Congratulations! It can’t have been an easy decision to let go of the reins, but you’ve made the leap, and hired a virtual assistant. Now what?
1. Be real and don’t assume.
Hiring a virtual assistant is not a magic solution to business problems. Virtual assistants are there to allow you to free up your to do list, taking care of menial or administrative tasks you don’t need to do yourself.
However, let’s be real, your virtual assistant is not you. He or she will do things differently from the way you might do them, so you will have to be flexible in your expectations.
Virtual assistants could be newbies or have plenty of experience, but still, provide some time for learning and adjustments to occur. Like the start of every relationship, flexibility needs to be exerted on both sides. He or she will need to modify their working styles to adapt more to yours, and vice versa.
2. Set clear expectations, objectives and deadlines.
Virtual assistants will be left floundering if you don’t make clear what your objectives are for the tasks you’ve assigned to them. Although they are professionals and have experience doing administrative tasks online, you should encourage him/her to ask questions so they can clarify certain instructions which may not be clear to them. Allowing them to do so lessens the time on guesswork and helps them easily decode your meaning.
Set clear deadlines for tasks assigned. It will not only help your VA schedule the rest of his or her jobs but also understand the urgency of each. Most VA’s have their own families or other concerns, so being able to consolidate and know how much time they have to work each task will allow them to organize their days better.
Determine how often you’d like to connect with your virtual assistant, will you be calling every day? Every week? Will you be requiring her or him to send daily, weekly or monthly work reports? Being clear about this, including how you will track their time, how you prefer communication or contact – email, messaging apps, phone or video calls, will make workflow processes smoother and minimize issues.
3. VA’s are assets.
Virtual assistants are there to make your life easier.
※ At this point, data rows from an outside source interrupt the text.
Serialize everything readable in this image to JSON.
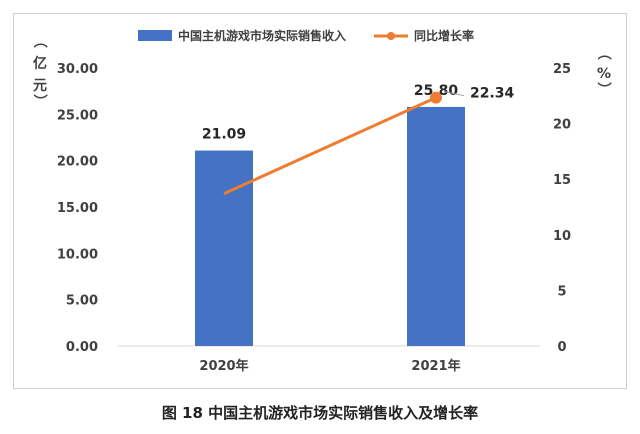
{
  "chart_data": {
    "type": "bar+line",
    "categories": [
      "2020年",
      "2021年"
    ],
    "series": [
      {
        "name": "中国主机游戏市场实际销售收入",
        "type": "bar",
        "axis": "left",
        "values": [
          21.09,
          25.8
        ],
        "labels": [
          "21.09",
          "25.80"
        ],
        "color": "#4472c4"
      },
      {
        "name": "同比增长率",
        "type": "line",
        "axis": "right",
        "values": [
          13.7,
          22.34
        ],
        "labels": [
          "",
          "22.34"
        ],
        "color": "#ed7d31"
      }
    ],
    "y_left": {
      "unit_label": [
        "（",
        "亿",
        "元",
        "）"
      ],
      "range": [
        0,
        30
      ],
      "ticks": [
        "0.00",
        "5.00",
        "10.00",
        "15.00",
        "20.00",
        "25.00",
        "30.00"
      ]
    },
    "y_right": {
      "unit_label": [
        "（",
        "%",
        "）"
      ],
      "range": [
        0,
        25
      ],
      "ticks": [
        "0",
        "5",
        "10",
        "15",
        "20",
        "25"
      ]
    },
    "legend_position": "top",
    "grid": false
  },
  "caption": "图 18 中国主机游戏市场实际销售收入及增长率"
}
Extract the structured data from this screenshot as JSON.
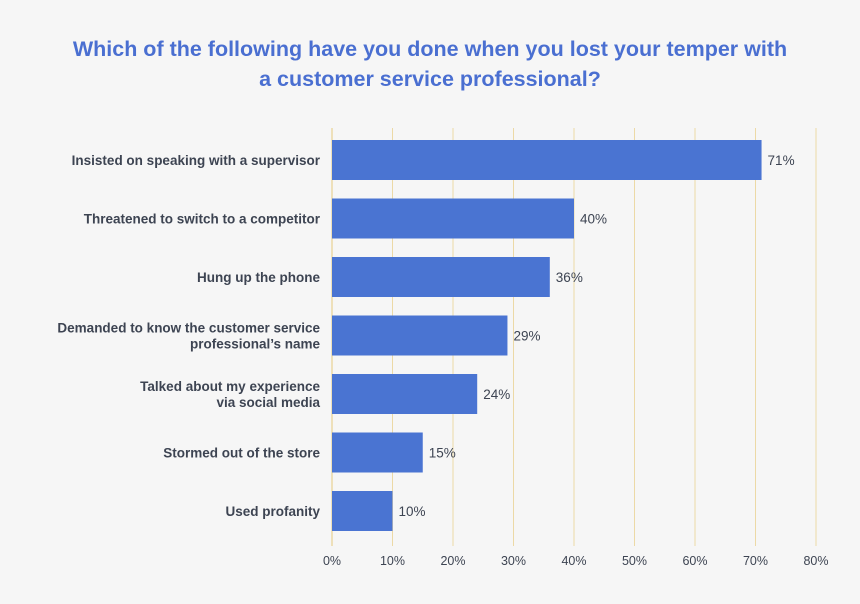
{
  "chart_data": {
    "type": "bar",
    "orientation": "horizontal",
    "title_lines": [
      "Which of the following have you done when you lost your temper with",
      "a customer service professional?"
    ],
    "categories": [
      [
        "Insisted on speaking with a supervisor"
      ],
      [
        "Threatened to switch to a competitor"
      ],
      [
        "Hung up the phone"
      ],
      [
        "Demanded to know the customer service",
        "professional’s name"
      ],
      [
        "Talked about my experience",
        "via social media"
      ],
      [
        "Stormed out of the store"
      ],
      [
        "Used profanity"
      ]
    ],
    "values": [
      71,
      40,
      36,
      29,
      24,
      15,
      10
    ],
    "value_labels": [
      "71%",
      "40%",
      "36%",
      "29%",
      "24%",
      "15%",
      "10%"
    ],
    "xlim": [
      0,
      80
    ],
    "ticks": [
      0,
      10,
      20,
      30,
      40,
      50,
      60,
      70,
      80
    ],
    "tick_labels": [
      "0%",
      "10%",
      "20%",
      "30%",
      "40%",
      "50%",
      "60%",
      "70%",
      "80%"
    ],
    "grid": true,
    "colors": {
      "bar": "#4a74d2",
      "grid": "#ecd9a6",
      "title": "#4a6fd1",
      "text": "#3d4452"
    }
  }
}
Tasks like checking your inbox, calling, organizing travel itineraries, research, booking hotels or flights, bookkeeping, social media management and other tasks that take up a lot of time but don’t need your personal attention can be outsourced to a virtual assistant.
Offshore VA’s cost less than hiring one personally and in-house. With their vast experience and extensive skills, most of the time, they have the skills of 2 to 3 employees.
4. Trust your VA and step out of their way.
Take the time to train your virtual assistant in your way of doing things, but always with the eye of having them work independently in future. No one likes micromanagers, it creates a negative environment, and lowers productivity and work satisfaction. If there are specific systems that you use for your business, now is the time to give them access and bring them onboard with the way you do things.
Training should not happen only in the beginning. As your business grows, or you plan to make changes depending on the needs that arise, or you feel like your virtual assistant needs extra briefing on what your business is all about, don’t hesitate to touch base and provide them with extra training.
5. Be respectful.
Respecting your virtual assistant does not only pertain to entertaining questions and asking for suggestions or ideas, but also paying them on time, building a relationship with them and acknowledging that, though you are the client, they’re human beings. They have lives away from the work they do for you.
Reward and compliment them on a job well done as well. Doing this won’t take away from your accomplishments but will go a long way toward giving your VA a boost in confidence. It also lets them know they’re going in the right direction of what you want and expect.
Investing a little time and effort to train your virtual assistant and build a relationship with them can pay big dividends and improve their work output. It can be a big adjustment to let go of some control and work with someone you may not ever meet in person, but after crossing that hurdle and getting used to the idea, there’s no roadblock to ensuring your working relationship keeps getting better and better.